В эту минуту он показался мне таким безжалостным, таким неумолимым, что я решила уйти, и встала. Я сердилась на Женни и Фрюманса, – зачем они оставили меня наедине с моим врагом? Как это неуместно, а главное, неосторожно – все ведь прекрасно знают, что я не умею долго сдерживать обиду, если во мне задето чувство собственного достоинства, и проявлять осторожность, если меня оскорбляют!
– Мадемуазель де Валанжи, – почтительно и даже смиренно продолжал Мак-Аллан, – прошу вас, не жалейте о том, что были со мной откровенны. Я рад, что у вас вырвался этот крик сердца и совести, и немедленно начну действовать.
– Значит, война объявлена?
– Напротив. Теперь я вижу, какого уважения, какой приязни вы достойны, и надеюсь добиться мира. Вы знаете, что только об этом я и хлопочу, и сами дали мне неделю отсрочки для первой попытки.
– Почему же вы сказали, что моя судьба вам безразлична?
– Вы неправильно меня поняли. Впрочем, я должен был это предвидеть.
– Тогда объяснитесь.
– Попробуйте догадаться.
– Я не сильна в догадках.
– Да, для этого в вас слишком много от ангела и недостаточно от женщины.
Тут наконец появился Фрюманс, но если раньше я с нетерпением ждала его, то теперь подумала, что он пришел слишком рано: повремени он, и, быть может, мой странный противник исповедовался бы мне во всем. Фрюманс вполголоса спросил у него:
– Ну как, сказали вы?..
– Нет, еще не время, – так же тихо ответил тот.
Когда мы прощались, Фрюманс и Мак-Аллан опять обменялись какими-то непонятными мне намеками: Фрюманс хотел проводить нас с Женни и по дороге что-то объяснить, но Мак-Аллан возражал против этого. Одержал верх, видимо, адвокат, и мы уехали одни.

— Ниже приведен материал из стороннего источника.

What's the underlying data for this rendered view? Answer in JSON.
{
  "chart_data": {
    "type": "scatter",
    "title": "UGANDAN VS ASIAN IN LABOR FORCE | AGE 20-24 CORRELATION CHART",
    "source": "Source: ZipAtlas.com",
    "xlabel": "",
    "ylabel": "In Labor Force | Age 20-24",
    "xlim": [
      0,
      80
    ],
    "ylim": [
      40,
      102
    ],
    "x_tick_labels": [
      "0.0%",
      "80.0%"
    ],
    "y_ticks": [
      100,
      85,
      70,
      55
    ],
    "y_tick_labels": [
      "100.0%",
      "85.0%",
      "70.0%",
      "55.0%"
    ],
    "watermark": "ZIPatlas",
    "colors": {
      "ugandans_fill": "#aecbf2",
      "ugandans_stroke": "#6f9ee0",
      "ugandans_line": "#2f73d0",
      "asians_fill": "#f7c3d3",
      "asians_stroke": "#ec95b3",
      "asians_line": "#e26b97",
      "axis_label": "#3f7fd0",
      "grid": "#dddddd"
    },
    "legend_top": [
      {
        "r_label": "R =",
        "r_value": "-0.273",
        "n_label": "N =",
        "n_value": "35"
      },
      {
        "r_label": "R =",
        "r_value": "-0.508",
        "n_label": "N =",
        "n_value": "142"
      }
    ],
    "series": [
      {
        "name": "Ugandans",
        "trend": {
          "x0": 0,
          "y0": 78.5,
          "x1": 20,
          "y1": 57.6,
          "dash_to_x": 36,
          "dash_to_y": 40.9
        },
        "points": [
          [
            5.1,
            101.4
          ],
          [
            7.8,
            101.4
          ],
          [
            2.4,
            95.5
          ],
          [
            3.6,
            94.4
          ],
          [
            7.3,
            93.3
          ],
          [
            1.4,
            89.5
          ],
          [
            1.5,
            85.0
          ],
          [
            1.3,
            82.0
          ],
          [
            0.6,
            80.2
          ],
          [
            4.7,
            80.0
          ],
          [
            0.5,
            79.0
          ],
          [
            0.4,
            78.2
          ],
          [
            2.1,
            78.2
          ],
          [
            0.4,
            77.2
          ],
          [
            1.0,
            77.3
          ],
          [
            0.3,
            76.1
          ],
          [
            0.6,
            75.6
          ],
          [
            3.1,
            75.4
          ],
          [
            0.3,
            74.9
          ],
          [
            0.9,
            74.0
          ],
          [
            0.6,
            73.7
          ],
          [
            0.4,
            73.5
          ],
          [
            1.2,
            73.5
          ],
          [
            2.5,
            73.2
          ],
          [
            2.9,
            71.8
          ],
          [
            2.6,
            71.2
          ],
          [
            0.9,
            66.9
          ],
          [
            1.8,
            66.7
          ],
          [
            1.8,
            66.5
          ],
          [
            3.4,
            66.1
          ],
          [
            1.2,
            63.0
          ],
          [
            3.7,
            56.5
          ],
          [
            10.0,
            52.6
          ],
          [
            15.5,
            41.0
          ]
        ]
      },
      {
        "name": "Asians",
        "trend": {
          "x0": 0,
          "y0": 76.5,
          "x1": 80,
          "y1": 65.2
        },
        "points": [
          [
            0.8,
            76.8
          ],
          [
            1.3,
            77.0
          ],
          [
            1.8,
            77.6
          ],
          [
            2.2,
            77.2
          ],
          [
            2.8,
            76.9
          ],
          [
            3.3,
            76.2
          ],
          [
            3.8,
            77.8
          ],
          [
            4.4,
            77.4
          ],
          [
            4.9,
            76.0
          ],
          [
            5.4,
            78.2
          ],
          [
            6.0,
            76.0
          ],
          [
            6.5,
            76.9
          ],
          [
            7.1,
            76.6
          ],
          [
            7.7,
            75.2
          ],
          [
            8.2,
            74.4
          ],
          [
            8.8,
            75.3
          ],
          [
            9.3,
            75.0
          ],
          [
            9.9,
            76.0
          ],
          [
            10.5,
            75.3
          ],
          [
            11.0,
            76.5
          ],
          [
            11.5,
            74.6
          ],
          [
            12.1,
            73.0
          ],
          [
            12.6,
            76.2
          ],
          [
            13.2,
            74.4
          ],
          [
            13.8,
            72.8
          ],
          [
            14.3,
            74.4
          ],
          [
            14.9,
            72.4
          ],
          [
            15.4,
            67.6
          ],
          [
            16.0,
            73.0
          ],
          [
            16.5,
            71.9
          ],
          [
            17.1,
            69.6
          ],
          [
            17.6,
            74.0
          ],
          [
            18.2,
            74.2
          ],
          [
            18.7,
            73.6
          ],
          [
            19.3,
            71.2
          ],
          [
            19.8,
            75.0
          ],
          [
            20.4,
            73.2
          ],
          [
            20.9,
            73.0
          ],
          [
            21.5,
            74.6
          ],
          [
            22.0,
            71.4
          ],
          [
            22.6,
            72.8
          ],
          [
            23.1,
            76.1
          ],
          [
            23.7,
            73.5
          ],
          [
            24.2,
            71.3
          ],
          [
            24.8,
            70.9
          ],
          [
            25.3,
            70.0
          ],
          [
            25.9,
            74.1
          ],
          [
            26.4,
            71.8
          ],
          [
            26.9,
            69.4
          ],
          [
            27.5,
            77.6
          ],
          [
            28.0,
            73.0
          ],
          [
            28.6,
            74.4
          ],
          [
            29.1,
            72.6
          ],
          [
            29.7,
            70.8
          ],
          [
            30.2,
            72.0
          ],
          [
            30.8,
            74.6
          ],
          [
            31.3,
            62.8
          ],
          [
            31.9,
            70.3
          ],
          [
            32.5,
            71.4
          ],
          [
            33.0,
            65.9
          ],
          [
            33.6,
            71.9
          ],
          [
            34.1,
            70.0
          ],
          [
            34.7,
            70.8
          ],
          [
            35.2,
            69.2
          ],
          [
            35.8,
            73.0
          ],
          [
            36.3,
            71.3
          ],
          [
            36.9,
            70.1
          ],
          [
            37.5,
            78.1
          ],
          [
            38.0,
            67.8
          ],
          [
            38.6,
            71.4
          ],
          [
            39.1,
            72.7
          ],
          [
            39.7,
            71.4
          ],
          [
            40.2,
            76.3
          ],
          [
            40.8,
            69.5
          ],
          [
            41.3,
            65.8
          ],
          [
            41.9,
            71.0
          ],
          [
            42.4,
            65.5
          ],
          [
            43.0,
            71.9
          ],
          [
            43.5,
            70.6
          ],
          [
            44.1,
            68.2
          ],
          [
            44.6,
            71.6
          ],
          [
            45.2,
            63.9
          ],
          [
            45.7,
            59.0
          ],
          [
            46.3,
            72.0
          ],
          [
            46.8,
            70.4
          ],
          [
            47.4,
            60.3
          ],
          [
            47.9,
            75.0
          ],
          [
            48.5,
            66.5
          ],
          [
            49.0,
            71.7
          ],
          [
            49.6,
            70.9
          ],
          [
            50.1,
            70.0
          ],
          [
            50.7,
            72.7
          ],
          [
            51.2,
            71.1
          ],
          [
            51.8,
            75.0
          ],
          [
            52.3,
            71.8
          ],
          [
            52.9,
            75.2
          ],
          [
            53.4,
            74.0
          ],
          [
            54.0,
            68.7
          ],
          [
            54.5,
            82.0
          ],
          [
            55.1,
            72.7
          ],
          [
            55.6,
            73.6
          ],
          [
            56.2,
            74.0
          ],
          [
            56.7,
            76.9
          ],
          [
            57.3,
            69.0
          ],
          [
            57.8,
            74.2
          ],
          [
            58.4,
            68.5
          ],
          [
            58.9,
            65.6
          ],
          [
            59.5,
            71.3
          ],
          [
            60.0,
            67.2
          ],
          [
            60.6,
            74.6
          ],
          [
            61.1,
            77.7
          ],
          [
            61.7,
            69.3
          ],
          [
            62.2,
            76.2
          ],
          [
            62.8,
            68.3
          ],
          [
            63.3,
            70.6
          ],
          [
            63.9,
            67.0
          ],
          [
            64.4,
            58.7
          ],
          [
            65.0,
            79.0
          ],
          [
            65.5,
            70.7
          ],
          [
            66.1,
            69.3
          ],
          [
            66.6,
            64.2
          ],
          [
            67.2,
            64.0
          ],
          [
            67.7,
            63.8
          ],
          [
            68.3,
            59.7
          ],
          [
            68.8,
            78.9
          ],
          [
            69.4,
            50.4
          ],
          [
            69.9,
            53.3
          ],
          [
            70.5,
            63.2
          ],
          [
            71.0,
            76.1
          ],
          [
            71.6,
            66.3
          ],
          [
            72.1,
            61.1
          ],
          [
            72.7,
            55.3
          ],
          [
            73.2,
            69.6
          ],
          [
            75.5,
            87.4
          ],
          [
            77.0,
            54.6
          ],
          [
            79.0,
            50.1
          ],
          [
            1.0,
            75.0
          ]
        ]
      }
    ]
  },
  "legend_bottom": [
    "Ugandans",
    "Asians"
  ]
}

Я была заинтригована, но Женни, судя по всему, куда более осведомленная, чем я, не пожелала меня просветить. При всей своей наивности я все же заметила, что Мак-Аллан пытается ухаживать за мной, но мое постыдное заблуждение насчет чувств Фрюманса не только научило меня скромности, но и заставило впасть в противоположную крайность. К тому же, когда Фрюманс был у нас в последний раз, он говорил, что Мак-Аллан не то пьян, не то безумен, а потом написал Женни многозначительные слова: «Но горе ему, если это ловушка!» Так мог ли Фрюманс, не уверенный в разуме и порядочности этого человека, тут же благословить его притязания на мою руку? Разумеется, нет, ничего такого и быть не может, решила я, и без труда и сожалений выбросила эти мысли из головы.